Find the best combination of hyperparameters for the algorithm in order for it to best learn from our use case.

The random search finds sets of random combination of hyperparameters for the model to iteratively test out. 

Cross validation is then used to evaluate the performance of the model. Cross validation splits the data into an arbitrary number of sets. For instance, it splits the data into 5 sets. On the first run it will be trained on set 1 to 4 and tested on 5. Next, it will be trained on set 2 to 5 and tested on 1, so on and so forth. 

This is effective in validating performance as it is tested on multiple sets of unseen data. If the model performs well during cross validation, chances are that it has learnt patterns that generalize well to our use case as it can predict unseen data well.

**Random Search vs Grid Search**

* Random Search is more feasible as grid search will run over **every** parameter aka, 1800 parameters! This will take up a very long time and thus, unfeasible. 
* Proven that it has a 95% probability of finding a combination of hyperparameters within the top 5% best performing combinations using 60 iterations.
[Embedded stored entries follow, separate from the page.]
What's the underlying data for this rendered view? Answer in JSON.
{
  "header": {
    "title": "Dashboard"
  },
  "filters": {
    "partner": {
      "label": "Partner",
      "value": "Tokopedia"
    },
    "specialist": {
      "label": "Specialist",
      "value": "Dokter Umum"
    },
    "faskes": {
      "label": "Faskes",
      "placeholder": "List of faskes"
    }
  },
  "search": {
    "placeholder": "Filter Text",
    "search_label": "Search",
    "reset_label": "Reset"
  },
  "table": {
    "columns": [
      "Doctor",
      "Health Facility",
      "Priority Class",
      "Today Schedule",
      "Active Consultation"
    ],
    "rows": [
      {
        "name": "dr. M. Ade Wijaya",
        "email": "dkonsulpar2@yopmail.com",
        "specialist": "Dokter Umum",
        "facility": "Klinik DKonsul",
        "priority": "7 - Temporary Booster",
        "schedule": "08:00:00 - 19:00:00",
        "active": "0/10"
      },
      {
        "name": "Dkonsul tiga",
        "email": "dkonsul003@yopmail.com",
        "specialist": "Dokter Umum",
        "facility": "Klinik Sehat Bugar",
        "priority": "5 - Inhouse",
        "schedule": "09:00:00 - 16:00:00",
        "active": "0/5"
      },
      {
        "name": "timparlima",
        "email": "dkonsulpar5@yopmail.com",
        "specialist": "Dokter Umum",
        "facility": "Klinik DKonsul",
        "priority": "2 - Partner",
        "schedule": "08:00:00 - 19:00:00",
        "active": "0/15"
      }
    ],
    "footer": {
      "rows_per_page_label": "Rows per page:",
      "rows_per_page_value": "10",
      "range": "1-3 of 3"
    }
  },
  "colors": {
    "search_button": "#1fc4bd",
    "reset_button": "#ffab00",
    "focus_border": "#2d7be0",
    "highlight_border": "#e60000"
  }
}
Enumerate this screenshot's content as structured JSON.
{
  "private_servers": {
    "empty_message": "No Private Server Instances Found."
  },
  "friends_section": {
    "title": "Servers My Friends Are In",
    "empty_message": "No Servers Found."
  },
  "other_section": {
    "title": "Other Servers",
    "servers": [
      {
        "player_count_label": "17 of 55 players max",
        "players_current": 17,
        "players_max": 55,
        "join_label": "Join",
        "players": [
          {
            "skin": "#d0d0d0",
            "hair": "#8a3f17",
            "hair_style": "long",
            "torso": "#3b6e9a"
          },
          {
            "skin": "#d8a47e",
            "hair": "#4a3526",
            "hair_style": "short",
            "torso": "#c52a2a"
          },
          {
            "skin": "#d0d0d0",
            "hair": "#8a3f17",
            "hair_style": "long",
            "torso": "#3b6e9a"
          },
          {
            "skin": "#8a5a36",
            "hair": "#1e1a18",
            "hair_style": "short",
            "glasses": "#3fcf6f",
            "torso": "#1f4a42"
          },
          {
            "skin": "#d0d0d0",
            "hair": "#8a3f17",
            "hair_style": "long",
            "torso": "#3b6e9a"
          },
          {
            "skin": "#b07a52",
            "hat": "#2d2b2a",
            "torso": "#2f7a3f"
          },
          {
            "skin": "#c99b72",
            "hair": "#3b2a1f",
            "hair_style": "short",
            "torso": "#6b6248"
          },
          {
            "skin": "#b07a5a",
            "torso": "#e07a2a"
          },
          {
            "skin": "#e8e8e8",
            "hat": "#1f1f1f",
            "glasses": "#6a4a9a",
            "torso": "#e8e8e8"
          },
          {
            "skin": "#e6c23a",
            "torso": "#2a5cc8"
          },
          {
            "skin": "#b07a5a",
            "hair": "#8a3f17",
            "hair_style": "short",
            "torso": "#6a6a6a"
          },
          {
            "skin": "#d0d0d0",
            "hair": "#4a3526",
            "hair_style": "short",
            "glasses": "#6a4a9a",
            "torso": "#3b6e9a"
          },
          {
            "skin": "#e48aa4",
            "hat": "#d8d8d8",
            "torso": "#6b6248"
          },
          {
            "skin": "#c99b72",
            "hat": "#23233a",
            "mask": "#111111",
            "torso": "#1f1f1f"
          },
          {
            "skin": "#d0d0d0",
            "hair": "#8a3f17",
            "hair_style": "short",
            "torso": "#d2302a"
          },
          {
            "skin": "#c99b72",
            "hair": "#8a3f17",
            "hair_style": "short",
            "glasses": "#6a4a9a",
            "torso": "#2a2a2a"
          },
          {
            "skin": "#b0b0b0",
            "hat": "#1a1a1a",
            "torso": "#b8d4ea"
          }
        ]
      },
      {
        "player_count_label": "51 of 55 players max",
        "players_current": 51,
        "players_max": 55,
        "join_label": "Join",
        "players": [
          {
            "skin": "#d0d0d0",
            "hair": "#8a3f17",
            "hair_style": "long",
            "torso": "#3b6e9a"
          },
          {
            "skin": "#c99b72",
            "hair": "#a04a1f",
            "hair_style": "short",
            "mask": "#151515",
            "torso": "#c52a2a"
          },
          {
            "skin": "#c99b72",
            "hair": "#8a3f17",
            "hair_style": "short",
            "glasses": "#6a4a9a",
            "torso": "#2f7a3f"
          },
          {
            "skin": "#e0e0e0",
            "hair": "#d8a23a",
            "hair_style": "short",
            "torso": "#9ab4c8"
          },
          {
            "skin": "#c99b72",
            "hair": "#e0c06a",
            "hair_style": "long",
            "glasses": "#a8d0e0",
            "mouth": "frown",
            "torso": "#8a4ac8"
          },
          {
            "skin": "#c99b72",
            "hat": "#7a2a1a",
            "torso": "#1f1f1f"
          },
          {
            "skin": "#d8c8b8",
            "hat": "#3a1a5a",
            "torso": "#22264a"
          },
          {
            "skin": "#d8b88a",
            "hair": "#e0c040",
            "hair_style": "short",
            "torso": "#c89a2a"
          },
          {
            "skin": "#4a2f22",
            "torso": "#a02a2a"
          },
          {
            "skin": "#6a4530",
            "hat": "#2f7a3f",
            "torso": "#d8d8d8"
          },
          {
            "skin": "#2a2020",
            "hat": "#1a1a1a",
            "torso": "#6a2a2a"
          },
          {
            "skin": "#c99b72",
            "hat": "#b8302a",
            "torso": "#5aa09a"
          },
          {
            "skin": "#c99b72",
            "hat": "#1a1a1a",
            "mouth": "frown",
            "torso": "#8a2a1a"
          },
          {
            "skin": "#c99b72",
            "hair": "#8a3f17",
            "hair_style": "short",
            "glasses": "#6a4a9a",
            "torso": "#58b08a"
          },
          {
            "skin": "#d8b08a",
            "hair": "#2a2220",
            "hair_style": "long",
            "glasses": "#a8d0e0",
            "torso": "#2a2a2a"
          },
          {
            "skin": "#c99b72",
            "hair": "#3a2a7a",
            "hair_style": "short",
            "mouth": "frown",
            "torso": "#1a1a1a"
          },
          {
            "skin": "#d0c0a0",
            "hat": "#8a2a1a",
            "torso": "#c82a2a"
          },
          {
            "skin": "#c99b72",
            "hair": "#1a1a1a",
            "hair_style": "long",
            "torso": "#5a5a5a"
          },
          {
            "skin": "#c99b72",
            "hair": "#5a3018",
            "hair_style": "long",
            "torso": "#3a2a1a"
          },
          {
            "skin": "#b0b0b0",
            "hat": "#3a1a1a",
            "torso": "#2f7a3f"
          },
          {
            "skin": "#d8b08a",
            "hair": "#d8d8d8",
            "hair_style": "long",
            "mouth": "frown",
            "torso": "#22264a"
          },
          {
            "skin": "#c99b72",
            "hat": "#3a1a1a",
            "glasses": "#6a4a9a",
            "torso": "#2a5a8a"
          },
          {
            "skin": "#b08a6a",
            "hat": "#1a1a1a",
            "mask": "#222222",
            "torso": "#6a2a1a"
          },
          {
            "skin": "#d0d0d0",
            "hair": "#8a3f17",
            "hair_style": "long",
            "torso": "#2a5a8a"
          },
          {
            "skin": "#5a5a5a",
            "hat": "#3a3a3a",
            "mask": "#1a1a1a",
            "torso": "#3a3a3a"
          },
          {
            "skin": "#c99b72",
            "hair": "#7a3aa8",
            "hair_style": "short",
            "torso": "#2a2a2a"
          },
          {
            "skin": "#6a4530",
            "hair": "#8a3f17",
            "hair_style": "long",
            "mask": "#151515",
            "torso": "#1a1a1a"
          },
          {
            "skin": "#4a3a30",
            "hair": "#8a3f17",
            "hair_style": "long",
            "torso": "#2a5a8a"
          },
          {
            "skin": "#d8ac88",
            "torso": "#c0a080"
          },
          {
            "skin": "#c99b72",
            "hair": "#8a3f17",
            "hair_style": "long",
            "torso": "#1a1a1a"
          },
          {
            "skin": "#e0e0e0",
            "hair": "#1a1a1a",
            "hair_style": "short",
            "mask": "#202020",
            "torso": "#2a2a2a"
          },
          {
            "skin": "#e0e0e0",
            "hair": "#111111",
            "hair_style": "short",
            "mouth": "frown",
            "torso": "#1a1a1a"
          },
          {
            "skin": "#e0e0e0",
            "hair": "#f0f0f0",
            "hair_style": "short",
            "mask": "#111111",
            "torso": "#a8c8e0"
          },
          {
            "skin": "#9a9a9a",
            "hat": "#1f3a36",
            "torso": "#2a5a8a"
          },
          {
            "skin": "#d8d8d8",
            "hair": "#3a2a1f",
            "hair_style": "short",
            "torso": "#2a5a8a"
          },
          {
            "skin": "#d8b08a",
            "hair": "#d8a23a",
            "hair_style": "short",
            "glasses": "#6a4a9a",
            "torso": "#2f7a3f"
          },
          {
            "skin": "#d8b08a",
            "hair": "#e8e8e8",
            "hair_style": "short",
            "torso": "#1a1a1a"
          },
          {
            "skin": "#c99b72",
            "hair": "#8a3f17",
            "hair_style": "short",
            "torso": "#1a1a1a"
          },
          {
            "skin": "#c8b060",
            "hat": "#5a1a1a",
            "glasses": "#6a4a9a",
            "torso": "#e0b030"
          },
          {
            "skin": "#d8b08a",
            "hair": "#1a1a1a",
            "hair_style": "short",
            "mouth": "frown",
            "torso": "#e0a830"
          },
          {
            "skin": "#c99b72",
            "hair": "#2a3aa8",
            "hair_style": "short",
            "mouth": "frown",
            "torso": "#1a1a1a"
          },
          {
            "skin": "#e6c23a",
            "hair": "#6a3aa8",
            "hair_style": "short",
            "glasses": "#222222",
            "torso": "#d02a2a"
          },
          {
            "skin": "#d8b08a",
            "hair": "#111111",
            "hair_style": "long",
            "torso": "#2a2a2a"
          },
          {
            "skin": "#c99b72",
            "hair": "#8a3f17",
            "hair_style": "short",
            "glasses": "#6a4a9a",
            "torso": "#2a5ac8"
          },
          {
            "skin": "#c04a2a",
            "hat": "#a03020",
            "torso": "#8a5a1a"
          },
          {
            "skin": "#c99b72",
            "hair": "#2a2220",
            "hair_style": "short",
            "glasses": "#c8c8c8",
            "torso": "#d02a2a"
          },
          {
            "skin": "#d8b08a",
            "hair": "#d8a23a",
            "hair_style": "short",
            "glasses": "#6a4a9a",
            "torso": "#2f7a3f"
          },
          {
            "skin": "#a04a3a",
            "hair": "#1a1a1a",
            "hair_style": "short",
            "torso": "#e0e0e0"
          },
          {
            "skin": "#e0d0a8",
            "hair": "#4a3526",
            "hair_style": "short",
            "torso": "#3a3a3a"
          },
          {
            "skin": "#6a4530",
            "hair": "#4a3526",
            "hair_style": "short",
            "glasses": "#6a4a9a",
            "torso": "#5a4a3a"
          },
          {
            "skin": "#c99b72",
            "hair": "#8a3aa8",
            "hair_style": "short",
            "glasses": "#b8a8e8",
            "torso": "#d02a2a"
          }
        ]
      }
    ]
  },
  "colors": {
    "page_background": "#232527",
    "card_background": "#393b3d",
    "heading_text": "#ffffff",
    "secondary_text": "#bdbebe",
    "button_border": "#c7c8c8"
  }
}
Libraries such as keras and sklearn do not provide random search cv for 3 dimensional inputs and outputs so custom random search cv code needs to be written.

1. Generate a random set (45 sets) of parameters using sklearn's ParameterSampler class

2. Manually split the data into 5 folds using subsetting 

3. Write code to train on 4 folds of training data and test on the last one, repeating this process 5 times where the test set is a new fold every iteration and the rest of the folds are the training data. The performance metric/result of the test set, f1 score, is saved to a list at every iteration. At the end of the iteration, the evaluated set of parameter, the average of the f1 scores and all the f1 scores are added to the dictionary

*a condition is put to stop the cross validation for a set of parameter if its f1 score is below 0.7 after 2 iterations to save time


### Selecting a measure of performance

F1 Score Vs Accuracy

Accuracy is a misleading indicator for imbalanced datasets. In our case 'O' entities makes up majority of all entities

Example:

* Positive class = Location
* Negative class = Non Location


Accuracy: (Number of Correct Predictions) / (Total Number of Predictions), (1 + 90)/(100), 91% 

We aim to predict location entities, however out of the 9 location entities we only predicted 1 correctly. Thus accuracy creates the illusion that our model performs very well by taking the correct predictions of the majority negative class into account.

<br>
<br>

Precision: (Number of Correct Positive Predictions) / (Total Number of Positive Predictions), (1)/(1+1), 50%

Preicison measures the proportion of positive predictions made that are correct. 

<br>
<br>

Recall: (Number of Correct Positive Predictions) / (Total Number of Positives), (1)/(1+8), 11%

Recall measures the proportion of actual positives that were captured

<br>

F1 score is a combination of precision and recall, and is a much better reflection of a model's performance for predicting the positive class, which is the class we are aiming to predict

The f1 macro score is used as it calculates the f1 score for each label and averages them

In [None]:
batch_size_hyperparams = [16, 32, 64, 128, 256]
epochs_hyperparams = [30,50,80,100,150,200,250]
units_hyperparams = [50, 100, 150, 200]
optimizer_hyperparams = ['RMSprop', 'Adadelta', 'Adam', 'Adamax', 'Nadam']
hidden_layers_hyperparams = [1, 2, 3]
dropout_hyperparams = [0.1,0.2,0.3]
recurrent_dropout_hyperparams = [0.1,0.2,0.3]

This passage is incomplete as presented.